Una delle principali cause della scarsa spettacolarità del campionato italiano è la poca competitività delle piccole rispetto alle grandi squadre. Certamente la cattiva distribuzione dei soldi dei diritti televisivi la fa da padrone ed è il motivo principale per cui la Juventus può permettersi di giocare con le riserve e vincere comunque in scioltezza le sue partite mentre il Crotone – che ha il monte ingaggi più basso della serie A – deve fare enorme fatica per raggranellare qualche punto e chiudere la sua prima volta in serie A dignitosamente.

Il calcio degli anni ’80 e ’90 resta un lontanissimo ricordo e non soltanto per tutti i campioni che il Bel Paese poteva permettersi ma anche (forse soprattutto) perché tutte le squadrette, quando affrontavano la Juve, le milanesi e le romane, giocavano la partita della vita e non erano così infrequenti risultati a sorpresa, soprattutto quando giocavano tra le mura amiche.
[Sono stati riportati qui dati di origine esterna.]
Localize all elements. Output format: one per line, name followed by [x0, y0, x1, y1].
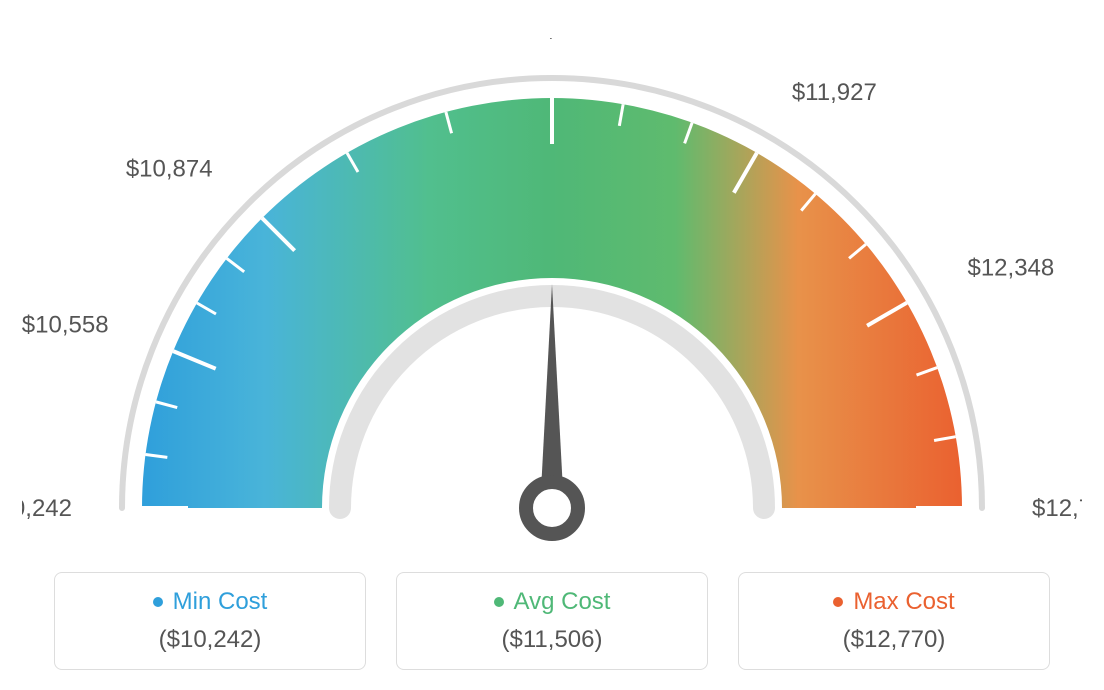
- legend-max-value: ($12,770): [843, 626, 946, 654]
- gauge-tick-label: $12,348: [967, 255, 1054, 282]
- legend-max-label: Max Cost: [853, 588, 954, 616]
- gauge-tick-label: $11,927: [792, 79, 877, 106]
- gauge-tick-label: $12,770: [1032, 495, 1082, 522]
- legend-max: Max Cost ($12,770): [738, 572, 1050, 670]
- legend-avg-dot: [494, 597, 504, 607]
- legend-avg: Avg Cost ($11,506): [396, 572, 708, 670]
- legend-avg-label: Avg Cost: [514, 588, 611, 616]
- legend-row: Min Cost ($10,242) Avg Cost ($11,506) Ma…: [0, 572, 1104, 670]
- legend-min-label: Min Cost: [173, 588, 268, 616]
- legend-min: Min Cost ($10,242): [54, 572, 366, 670]
- legend-avg-value: ($11,506): [502, 626, 603, 654]
- gauge-tick-label: $10,558: [22, 311, 109, 338]
- gauge-tick-label: $11,506: [510, 38, 595, 42]
- legend-min-value: ($10,242): [159, 626, 262, 654]
- gauge-tick-label: $10,242: [22, 495, 72, 522]
- cost-gauge: $10,242 $10,558 $10,874 $11,506 $11,927 $12,3…: [22, 38, 1082, 558]
- legend-max-dot: [833, 597, 843, 607]
- gauge-tick-label: $10,874: [126, 156, 213, 183]
- legend-min-dot: [153, 597, 163, 607]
Chiedete ai campioni di quegli anni cosa significava giocare a Verona, a Cagliari, a Perugia, a Foggia: il rischio dello ‘scansamose perché sono troppo forti’ era impensabile, perché anche le squadre più deboli potevano disporre di rose di giocatori di un certo livello che potevano dare fastidio ai team migliori.

Oggi la presenza di 20 squadre – anziché 18 (sarebbe ancora meglio 16) – in serie A ha comportato una dispersione dei buoni giocatori (da squadre di metà classifica diciamo) la quale – insieme al necessario inserimento (per questioni numeriche naturalmente) di giocatori di livello ancora più basso – ha prodotto come risultato finale un generale indebolimento delle piccole e quindi si è acuita la differenza con i grandi club che possono tranquillamente permettersi di concentrare tra le proprie mani i giocatori più bravi.

La prova di tutto questo sta nell’aumento della media punti per partita che i top club hanno totalizzato a partire dalla stagione 2004-2005 (stagione a partire dalla quale la serie A è stata allargata a 20 squadre), indice del fatto che le grandi vincono di più e le piccole perdono altrettanto di più.

Tornando al vecchio format (che prevedeva anche 4 retrocessioni anziché 3) i giocatori con meno talento andrebbero a giocare in serie B e aumenterebbero verticalmente le probabilità per squadre come Chievo, Udinese, Bologna – che ormai non hanno più da chiedere molto a questo campionato – di retrocedere nel campionato cadetto, ragione per la quale sarebbero costrette a giocare col coltello tra i denti fino all’ultima giornata.

Tavecchio e i top club conoscono benissimo questo problema e sarebbero favorevoli a un ritorno alla vecchia formula ma devono fare i conti con le piccole (che vogliono assicurarsi il loro tranquillo posticino in serie A) e soprattutto le televisioni (che ad oggi guadagnano di più perché sono di più le partite da trasmettere e quindi maggiori sono i proventi pubblicitari). Del resto le speranze perché questa controriforma si faccia sono limitatissime, almeno nel breve periodo, come dichiarato più volte dallo stesso presidente della FIGC.

Insomma, a noi sportivi ci piacerebbe assistere a maggiore competizione, a più ‘battaglia’ e chiediamo alla federazione di mettere in atto le misure migliori per non vedere più quelle scene anonime e raccapriccianti di giocatori e squadre che vanno in vacanza già da metà marzo perché hanno già raggiunto il tanto agognato obiettivo della tranquilla salvezza.